571 West Sixth Avenue
But authentic Mexican borderland food is no less vital and valuable than authentic Mexican peasant chow, real Spanish tapas or classic French farmhouse cooking. They are each what they are, and Pico's version travels well. Here in Denver, the food looks and tastes just as it would on the avenida. It is spare, simple and inelegant, just like the space in which it's served.
From the short counter where you order -- standing next to cases of Jarritos Mexican soda and Coke in the bottle -- you can look into the kitchen and see the palette of spices with which the cooks are working lined up on a gleaming steel prep table next to the ancient six-top stove. There's Mexican paprika, Tabasco, granulated garlic, salt, pepper and a bottle of dark chile powder. The chopped cilantro is in the cold table, as are the limes. Pico might not be much to look at yet, what with the unfinished drywall, two-by-fours holding the walls together and enticements for tortas and tacos hand-painted onto the windows, but they make a good fish taco here, moist and mildly flavored with a very fresh salsa fresca of tomatoes and onions. The barbacoa is fantastically greasy and chewy, not terribly flavorful -- kind of like a mild, soft jerky -- and very filling, since you can get three hard tacos for $2.99. Pico dishes up menudo on Saturdays and Sundays, and any day of the week features specials involving those midget gulf shrimp like the ones you'd get in an iced cocktail from a Tijuana street vendor, as well as a camarones del diablo that had me in tears, it was so hot.

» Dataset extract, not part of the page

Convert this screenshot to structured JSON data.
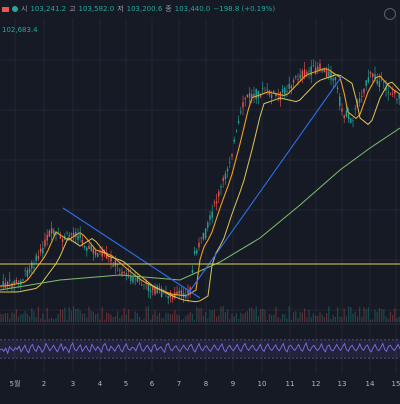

The place appears to have a drive-through, but this might be a holdover from the previous owners and not actually in use, because I sat next to the speaker for about five minutes one afternoon saying "Hello?" like an idiot, and no one answered. But still, service is quick and friendly, and while most transactions are done in Spanish, would you really trust the food coming out of a Mexican kitchen where everyone spoke English?